Chichester students in Lanzarote

In January the University of Chichester took a group of year two BA Primary Education and Teaching (BAPET) and Adventure Education students to Lanzarote.

The initiative is now in its 16th year, but in the last two years a new development has enabled each to work in primary schools for a week and experience teaching and learning.

The director and staff at the Teacher's Centre in Lanzarote were welcoming to the students and went out of their way to accommodate and invited more to visit in the future.

Carmen Gloria of the Teacher's Centre worked hard to plan the school placements and make the students feel at ease in their new situations.

The trip was also greatly enhanced by support from Carlos Dizy and his family: Carlos has an Honorary MA in Education from the University for his long-term services to Chichester.

This year four BAPET students, Elura, Katie, Jess and Lauren, took the opportunity to go into schools, including Alcalde Rafael Cedrés and Concepción Rodríguez Artiles primary schools. Some of the students shared their observations from the experience:

"One of the most inspiring things I learnt whilst at school in Lanzarote was the school’s ability to include all pupils. We observed a few pupils who, we felt if they were living in England, would be referred to a ‘special school’ in order to cater for their specific needs.

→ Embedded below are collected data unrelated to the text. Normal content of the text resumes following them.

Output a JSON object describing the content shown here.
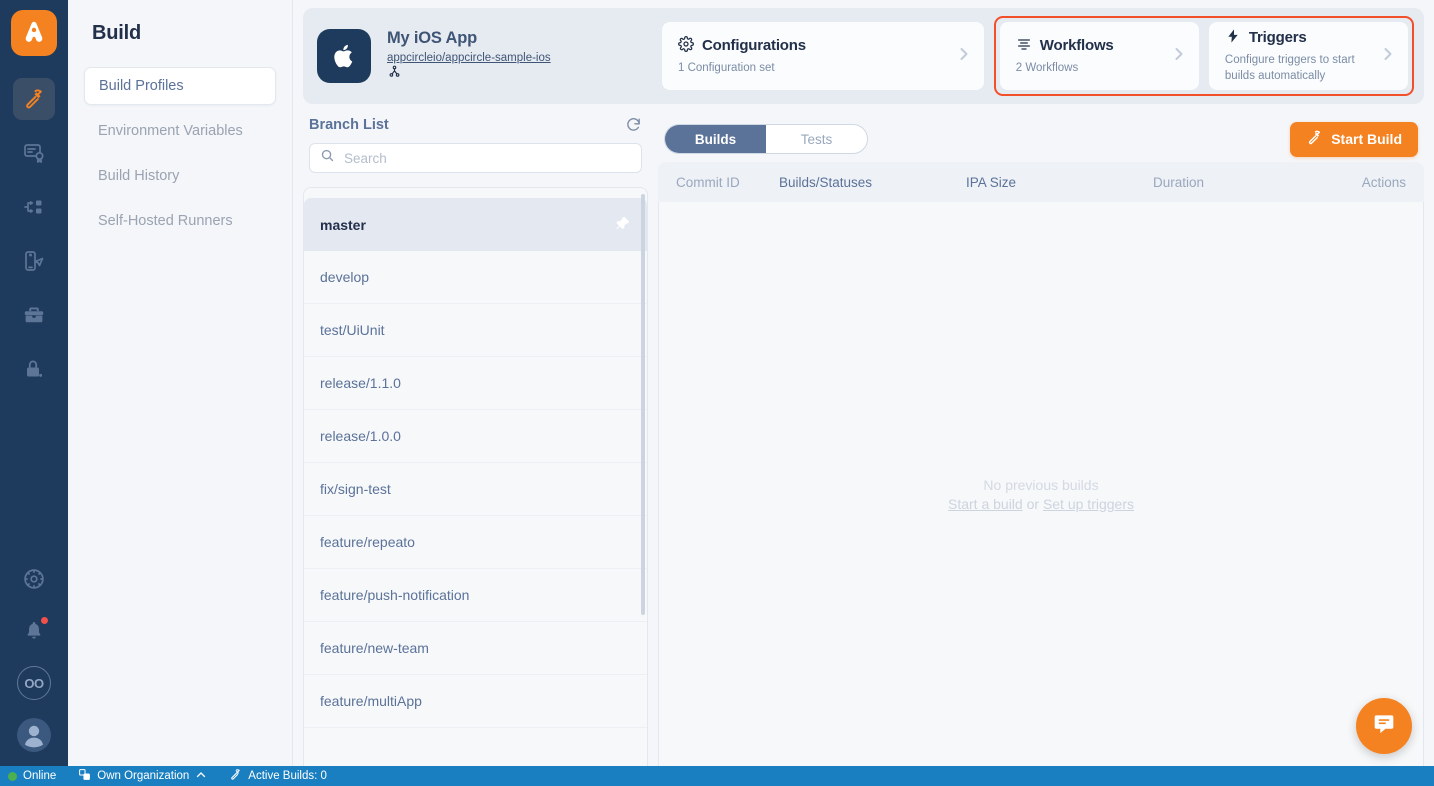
{
  "rail": {
    "logo_name": "appcircle-logo",
    "items": [
      {
        "name": "build",
        "icon": "hammer-icon",
        "active": true
      },
      {
        "name": "signing-identities",
        "icon": "certificate-icon",
        "active": false
      },
      {
        "name": "distribution",
        "icon": "distribution-flow-icon",
        "active": false
      },
      {
        "name": "testing-distribution",
        "icon": "device-send-icon",
        "active": false
      },
      {
        "name": "store-submit",
        "icon": "briefcase-icon",
        "active": false
      },
      {
        "name": "login-security",
        "icon": "lock-user-icon",
        "active": false
      }
    ],
    "bottom": [
      {
        "name": "settings",
        "icon": "gear-icon"
      },
      {
        "name": "notifications",
        "icon": "bell-icon",
        "badge": true
      },
      {
        "name": "organization-avatar",
        "icon": "oo-avatar",
        "label": "OO"
      },
      {
        "name": "user-avatar",
        "icon": "user-icon"
      }
    ]
  },
  "subnav": {
    "title": "Build",
    "items": [
      {
        "label": "Build Profiles",
        "active": true
      },
      {
        "label": "Environment Variables",
        "active": false
      },
      {
        "label": "Build History",
        "active": false
      },
      {
        "label": "Self-Hosted Runners",
        "active": false
      }
    ]
  },
  "header": {
    "app_name": "My iOS App",
    "repo": "appcircleio/appcircle-sample-ios",
    "platform_icon": "apple-icon",
    "git_icon": "git-branch-icon",
    "cards": [
      {
        "title": "Configurations",
        "subtitle": "1 Configuration set",
        "icon": "gear-icon",
        "highlighted": false
      },
      {
        "title": "Workflows",
        "subtitle": "2 Workflows",
        "icon": "workflow-icon",
        "highlighted": true
      },
      {
        "title": "Triggers",
        "subtitle": "Configure triggers to start builds automatically",
        "icon": "lightning-icon",
        "highlighted": true
      }
    ],
    "highlight_color": "#f2502a"
  },
  "branches": {
    "title": "Branch List",
    "refresh_icon": "refresh-icon",
    "search_placeholder": "Search",
    "search_value": "",
    "search_icon": "search-icon",
    "items": [
      {
        "name": "master",
        "selected": true,
        "pinned": true
      },
      {
        "name": "develop",
        "selected": false,
        "pinned": false
      },
      {
        "name": "test/UiUnit",
        "selected": false,
        "pinned": false
      },
      {
        "name": "release/1.1.0",
        "selected": false,
        "pinned": false
      },
      {
        "name": "release/1.0.0",
        "selected": false,
        "pinned": false
      },
      {
        "name": "fix/sign-test",
        "selected": false,
        "pinned": false
      },
      {
        "name": "feature/repeato",
        "selected": false,
        "pinned": false
      },
      {
        "name": "feature/push-notification",
        "selected": false,
        "pinned": false
      },
      {
        "name": "feature/new-team",
        "selected": false,
        "pinned": false
      },
      {
        "name": "feature/multiApp",
        "selected": false,
        "pinned": false
      }
    ]
  },
  "builds": {
    "tabs": [
      {
        "label": "Builds",
        "active": true
      },
      {
        "label": "Tests",
        "active": false
      }
    ],
    "start_build_label": "Start Build",
    "start_build_icon": "hammer-icon",
    "accent_color": "#f58220",
    "columns": [
      {
        "label": "Commit ID",
        "emphasis": false
      },
      {
        "label": "Builds/Statuses",
        "emphasis": true
      },
      {
        "label": "IPA Size",
        "emphasis": true
      },
      {
        "label": "Duration",
        "emphasis": false
      },
      {
        "label": "Actions",
        "emphasis": false
      }
    ],
    "empty": {
      "title": "No previous builds",
      "link_start": "Start a build",
      "separator": " or ",
      "link_triggers": "Set up triggers"
    }
  },
  "fab": {
    "icon": "chat-icon"
  },
  "statusbar": {
    "online_label": "Online",
    "organization_label": "Own Organization",
    "organization_chevron": "chevron-up-icon",
    "active_builds_label": "Active Builds: 0",
    "org_icon": "organization-icon",
    "build_icon": "hammer-icon",
    "background": "#1a7fc1"
  }
}
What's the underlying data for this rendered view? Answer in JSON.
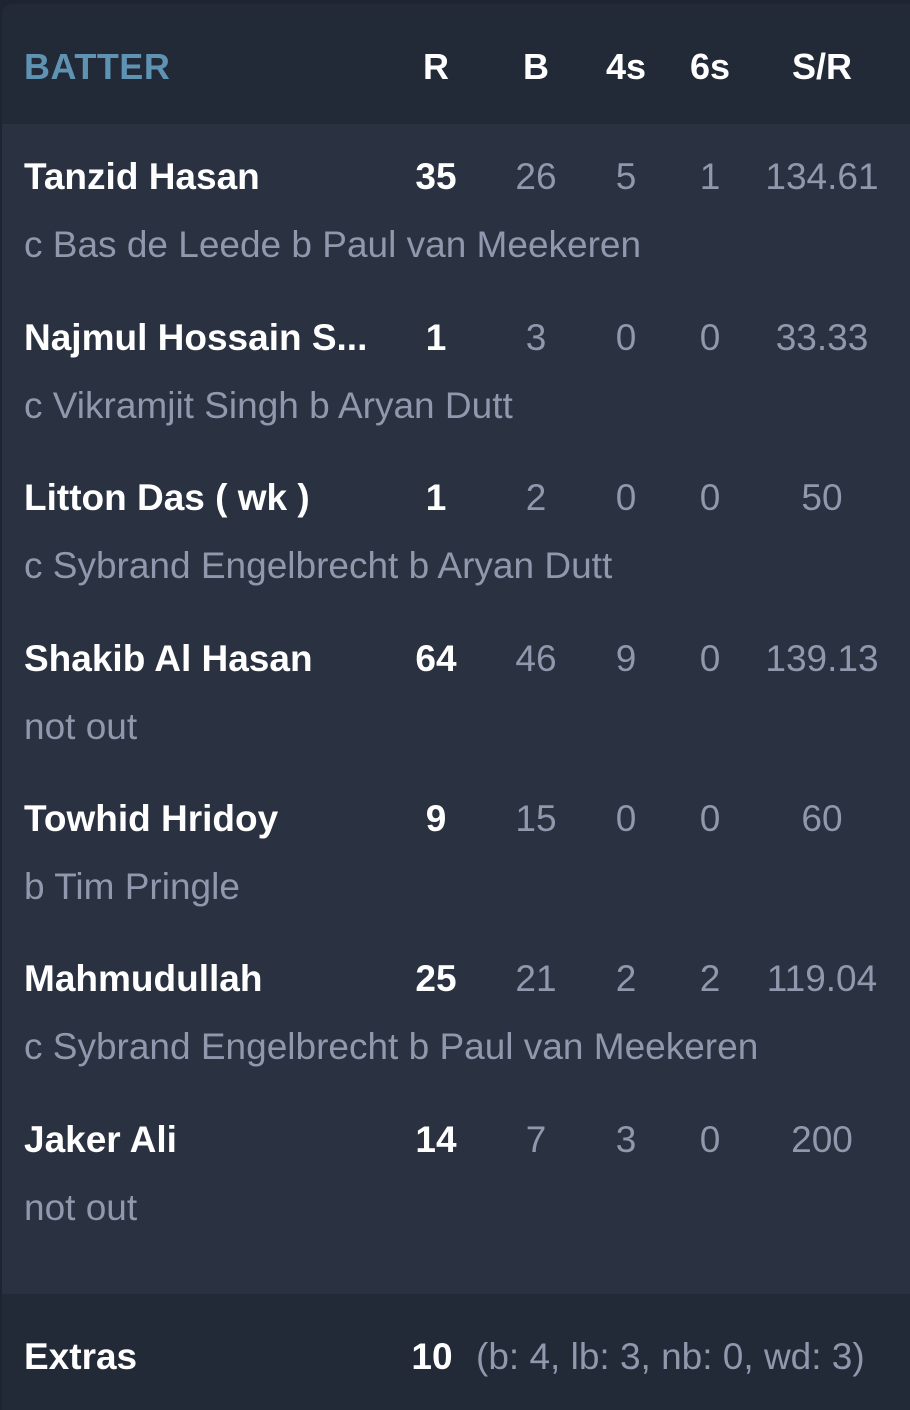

It was nice to see how these pupils were firmly integrated within the school family and treated the same as other pupils."

Chichester students in Lanzarote

"The most notable difference in the classrooms was the use of blackboards. In England we are very accustomed to seeing the whiteboard, so when we were presented with blackboards to write on we were all quite surprised! A minimal amount of technology is used in lessons in Lanzarote and there is large emphasis placed upon using textbooks and activity books.

However, it seemed that the lack of technology was not hindering children’s’ performance in school as pupils were completing work at a much higher standard than expected of pupils of the same age in England. Even when observing the nursery classes, all the pupils were learning English at a much more advanced level than we learn a second language in England."

"One of the most pleasant things I witnessed was the close bond between the pupils and the teacher. Children call the teacher by their first name and seem to have frequent, personal conversations with them."